Hacker News new | ask | show | jobs
by danielscrubs 1579 days ago
How's the compiler speed? I've been so burnt out on hobby programming on SwiftUI because of the horrendous long compilation times.

Makes me long for some Pascal. :)

3 comments

The compiler itself is fine and its performance well managed, with weekly perf triage and efforts driven by profiling[1], but because adding dependencies is effortless and vetting them isn't, dependency trees tend to get large if not careful. In particular, widely used proc-macros (code transformations pulled by popular packages like serde, clap, tokio…) add very heavy dependencies (like syn) to the critical path. As a consequence, downloading and installing a tool from source is often a poor experience.

As far as development experience, cargo clippy / cargo check / rust-analyzer give you the feedback you need without involving codegen (except for any proc-macros in your dependency tree), and incremental compilation makes codegen faster after the first build. Work is also ongoing[2] to make debug-quality codegen faster.

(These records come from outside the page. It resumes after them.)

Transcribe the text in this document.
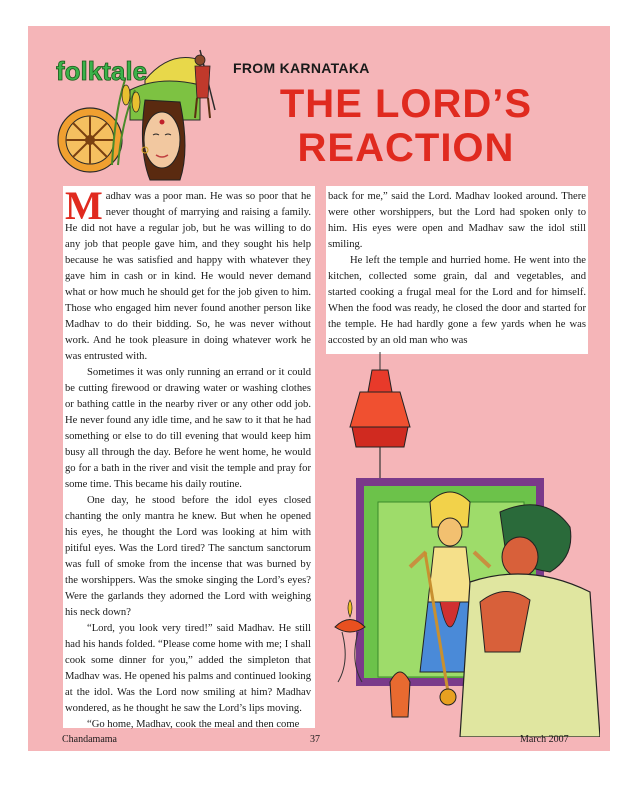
folktale	FROM KARNATAKA
THE LORD’S
REACTION

Madhav was a poor man. He was so poor that he never thought of marrying and raising a family. He did not have a regular job, but he was willing to do any job that people gave him, and they sought his help because he was satisfied and happy with whatever they gave him in cash or in kind. He would never demand what or how much he should get for the job given to him. Those who engaged him never found another person like Madhav to do their bidding. So, he was never without work. And he took pleasure in doing whatever work he was entrusted with.

Sometimes it was only running an errand or it could be cutting firewood or drawing water or washing clothes or bathing cattle in the nearby river or any other odd job. He never found any idle time, and he saw to it that he had something or else to do till evening that would keep him busy all through the day. Before he went home, he would go for a bath in the river and visit the temple and pray for some time. This became his daily routine.

One day, he stood before the idol eyes closed chanting the only mantra he knew. But when he opened his eyes, he thought the Lord was looking at him with pitiful eyes. Was the Lord tired? The sanctum sanctorum was full of smoke from the incense that was burned by the worshippers. Was the smoke singing the Lord’s eyes? Were the garlands they adorned the Lord with weighing his neck down?

“Lord, you look very tired!” said Madhav. He still had his hands folded. “Please come home with me; I shall cook some dinner for you,” added the simpleton that Madhav was. He opened his palms and continued looking at the idol. Was the Lord now smiling at him? Madhav wondered, as he thought he saw the Lord’s lips moving.

“Go home, Madhav, cook the meal and then come

back for me,” said the Lord. Madhav looked around. There were other worshippers, but the Lord had spoken only to him. His eyes were open and Madhav saw the idol still smiling.

He left the temple and hurried home. He went into the kitchen, collected some grain, dal and vegetables, and started cooking a frugal meal for the Lord and for himself. When the food was ready, he closed the door and started for the temple. He had hardly gone a few yards when he was accosted by an old man who was

Chandamama	37	March 2007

Here is a quality article on the art of keeping a Rust project fast to build: https://matklad.github.io/2021/09/04/fast-rust-builds.html

The overall series on organizing a large project is worth reading as well: https://matklad.github.io/2021/09/05/Rust100k.html

[1]: https://nnethercote.github.io/2021/11/12/the-rust-compiler-h...

[2]: https://bjorn3.github.io/

It depends on what you're doing. Rust is not uniformly slow to compile, the slowness is associated to a few specific features like generics and macros. (Good generic code should delegate to a less-generic implementation as early as possible. Hopefully full "const" generics will soon make this feasible in more cases.)
IMO the other responses downplay it. Compile times are not good.